The deposit charged can be up to two months’ rent, although in most cases six weeks’ rent is the regularly used amount. Deposits taken by a landlord or agent for an assured short hold tenancy in England or Wales are protected by Government authorised schemes. There are three possible schemes:
• the Deposit Protection Service scheme;
• the Tenancy Deposits Solution scheme; and
• The Dispute Service scheme.
To remove the need to go to court to settle disputes over retention and repayment of a deposit, each scheme features an alternative dispute resolution service. In the event that there is a dispute regarding the repayment of the deposit in the case of damage or unpaid rent, the alternative dispute resolution service will arbitrate. The burden of proof falls on the landlord or agent, who will need to provide evidence to support their claim that all or part of the deposit should be retained. If there is no dispute, the tenant’s deposit should be returned to the tenant at the end of the tenancy.
The extent to which the deposit is included as income of the rental business depends on whether all or part of the deposit is retained by the landlord. In a straightforward case where a security deposit is taken by the landlord, held for the period of the tenancy and returned to the tenant at the end of the rental period, the deposit is not included as income of the property rental business.
However, if at the end of the tenancy agreement the landlord retains all or part of the deposit to cover damage to the property, cleaning costs or other similar expenses, the amount retained is included as income of the property rental business. The retained deposit is a receipt of the business in the same way as rent received from the tenant.
If the deposit is retained and included as rental income for tax purposes then the actual costs incurred by the landlord in making good the damage or having the property professionally cleaned are an allowable deduction in computing the profits of the business.
The retained deposit is reflected as rental income of the property rental business for the period in which the decision to retain the deposit is taken, rather than for the period in which the deposit was initially collected from the tenant.
Another option commonly used by landlords are holding deposits, particularly in periods where the letting market is buoyant and demand for property is high. As the name suggests, a holding deposit is paid by the tenant to secure the property while the tenancy agreement is signed. In return, the landlord will take the property off the market.
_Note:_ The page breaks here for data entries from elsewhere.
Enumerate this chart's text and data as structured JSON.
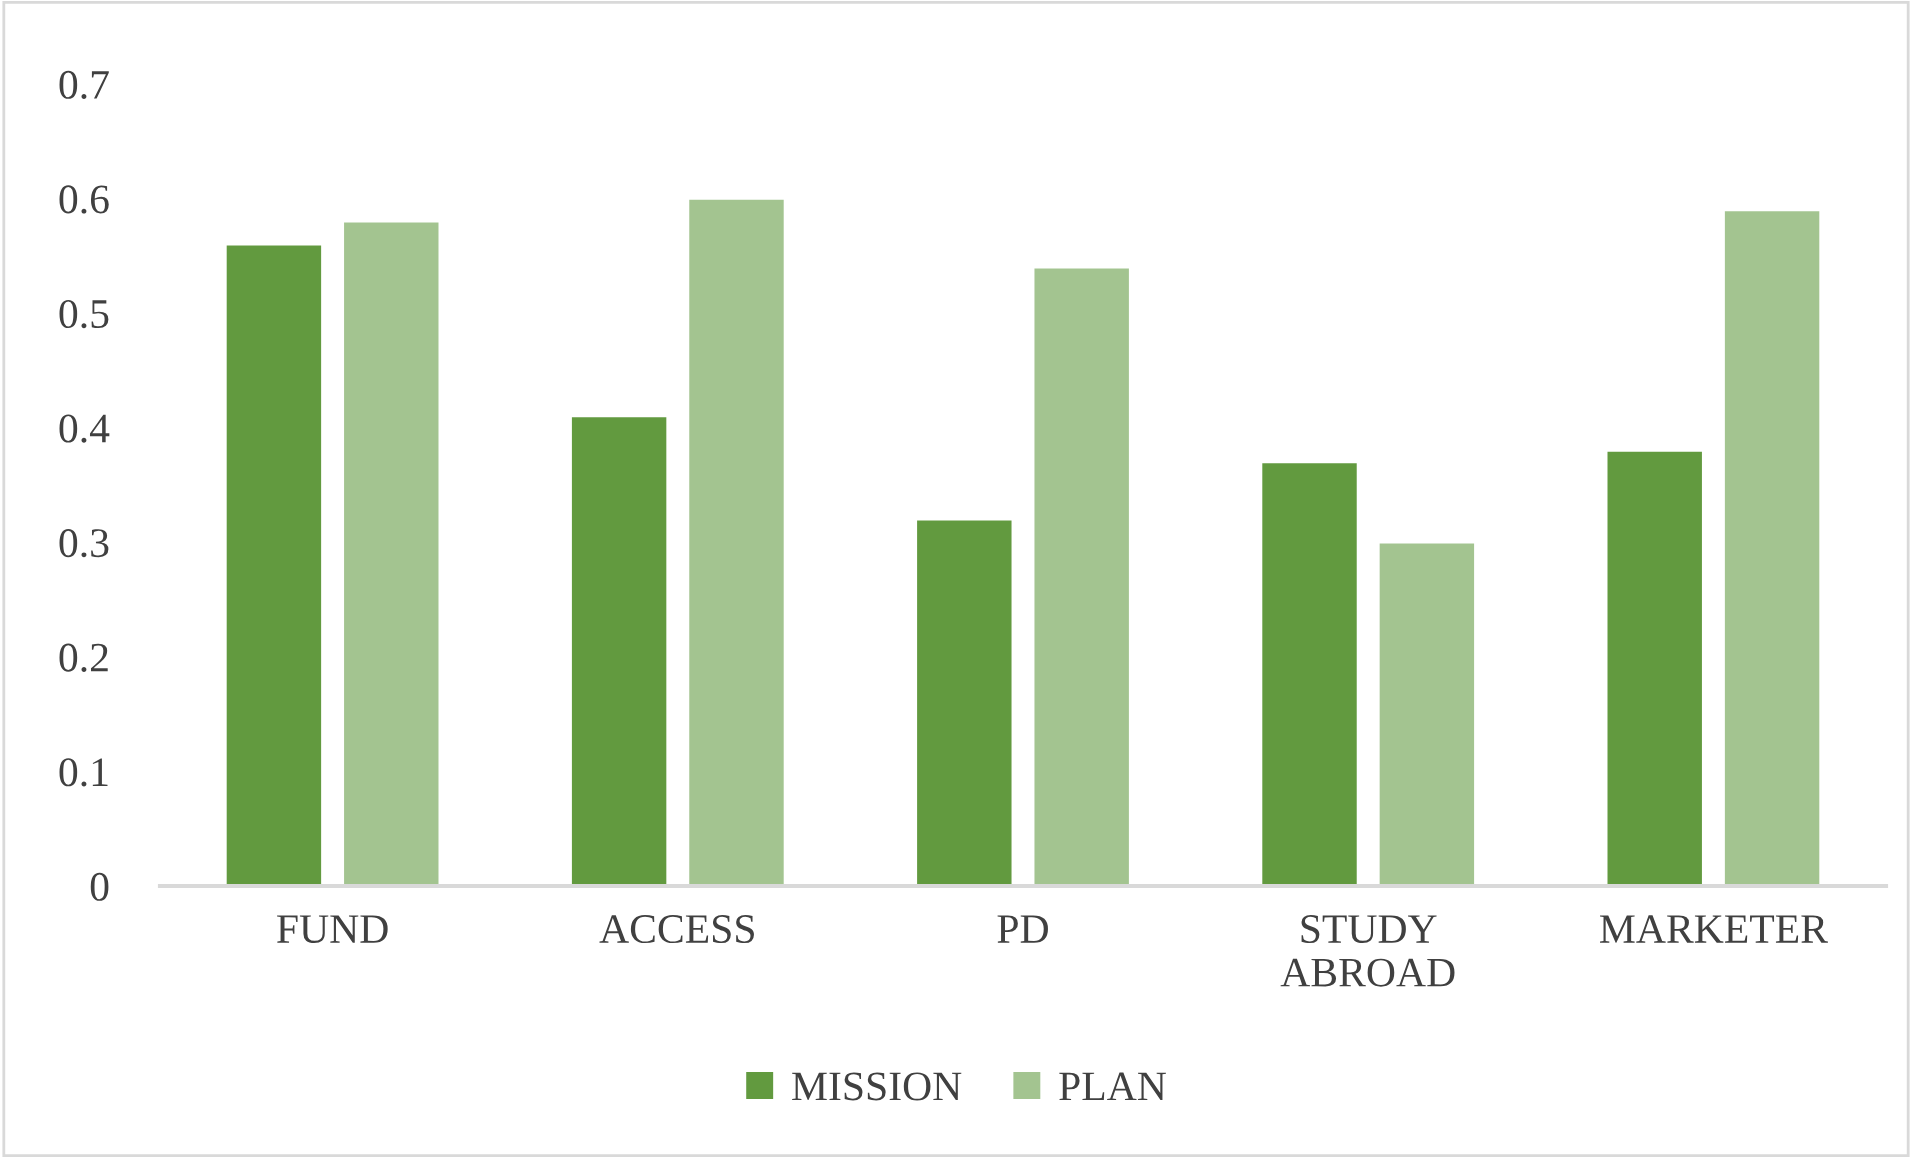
{
  "chart_data": {
    "type": "bar",
    "categories": [
      "FUND",
      "ACCESS",
      "PD",
      "STUDY\nABROAD",
      "MARKETER"
    ],
    "series": [
      {
        "name": "MISSION",
        "color": "#629a3f",
        "values": [
          0.56,
          0.41,
          0.32,
          0.37,
          0.38
        ]
      },
      {
        "name": "PLAN",
        "color": "#a3c490",
        "values": [
          0.58,
          0.6,
          0.54,
          0.3,
          0.59
        ]
      }
    ],
    "ylim": [
      0,
      0.7
    ],
    "yticks": [
      0,
      0.1,
      0.2,
      0.3,
      0.4,
      0.5,
      0.6,
      0.7
    ],
    "grid": false,
    "legend": "bottom"
  }
}
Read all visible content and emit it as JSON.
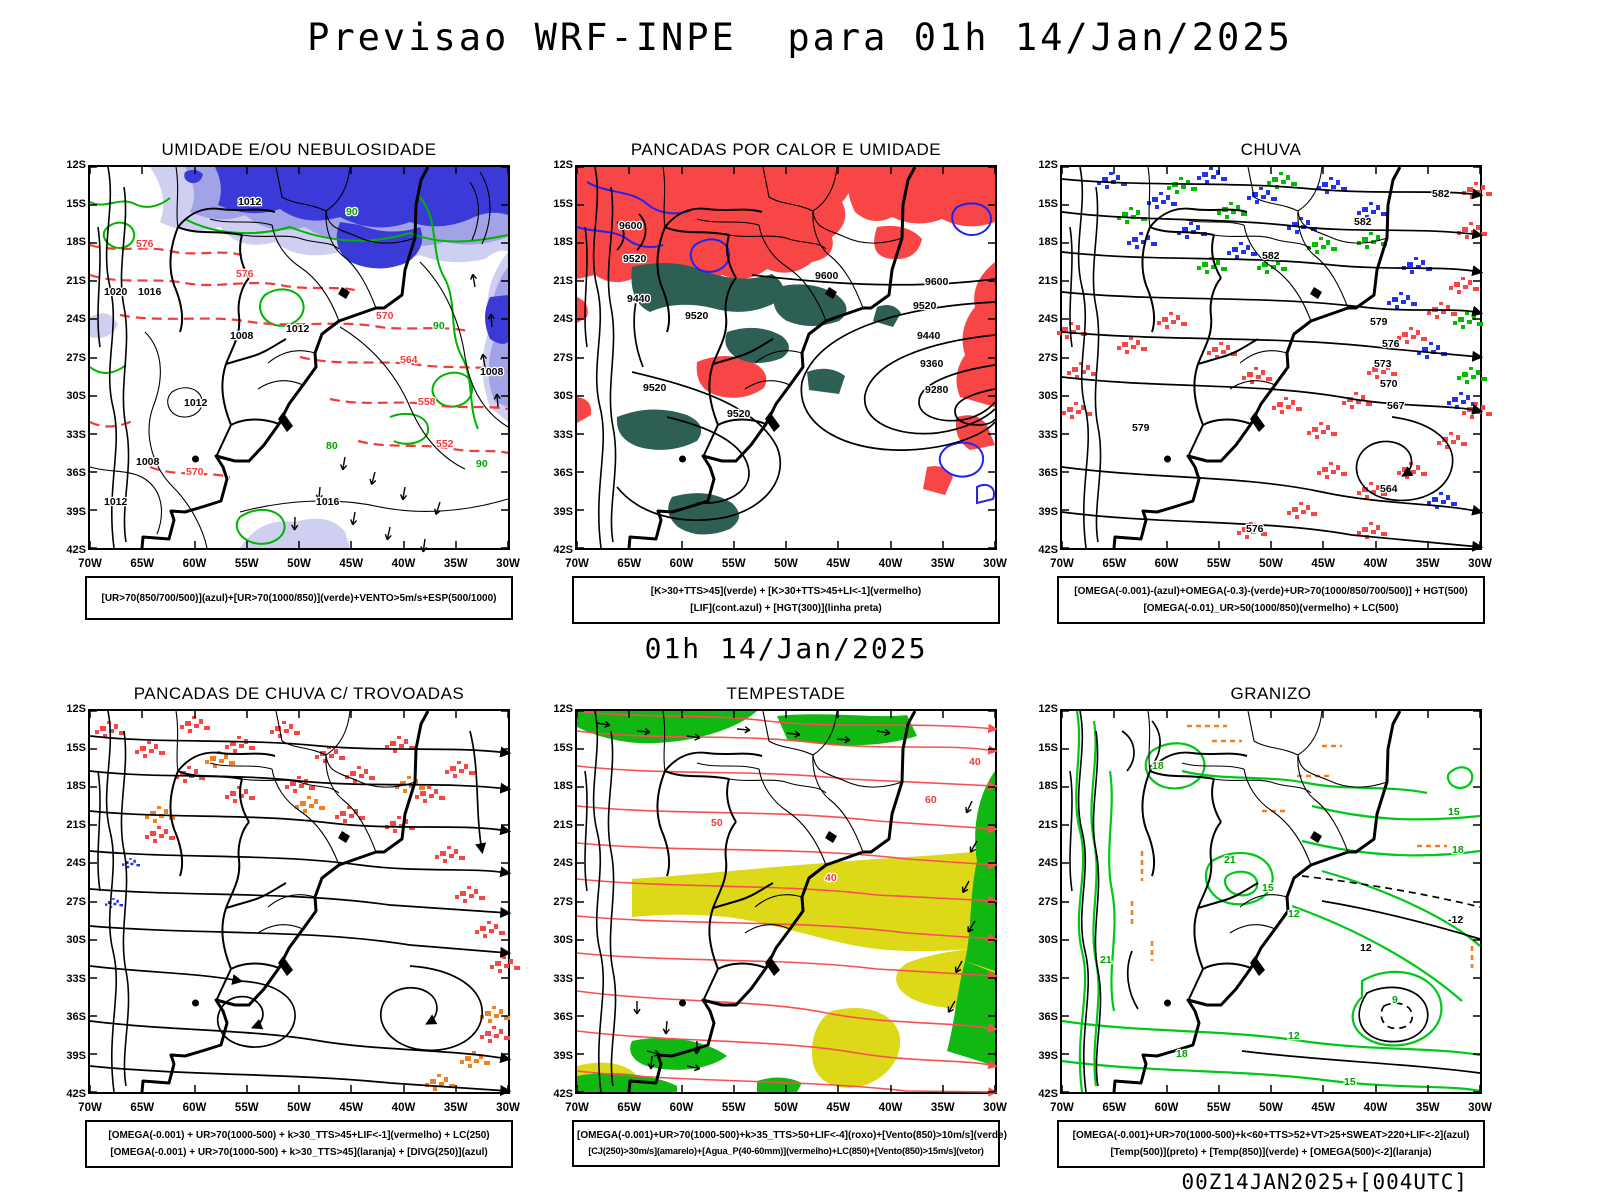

A holding deposit is usually in the region of one week’s rent. The terms governing the use of the deposit and the circumstances in which it may be retained by the landlord should be set out in a holding deposit agreement so all parties know where they stand.
In the event that the let falls through and under the terms of the agreement the landlord retains some or all of the deposit as compensation for the inconvenience and costs incurred in relation to the prospective let, the amount of the retained deposit should be included as income of the property rental business. However, the landlord would be able to claim a deduction for any costs actually incurred in relation to aborted let, such as advertising or legal fees.
In the event that the let goes ahead, the holding deposit would either be returned to the tenant or used to form part of the security deposit. If the holding deposit is returned, it does not form part of the income of the business for tax purposes. Where the holding deposit is used as part of the security deposit, as explained above, it is only taken into account to the extent that it is retained by the landlord to cover damage etc. at the end of the let.
You should remember that for tax purposes as a general rule, deposits taken from tenants only form part of the income of the property rental business to the extent that the deposit is ultimately retained by the landlord. Any deposits that are merely held on the tenant’s behalf before being returned to the tenant are not taken into account as taxable income. On the other side of the coin, a deduction is given for any costs actually incurred by the landlord in making good damage etc. covered under the terms of the deposit agreement.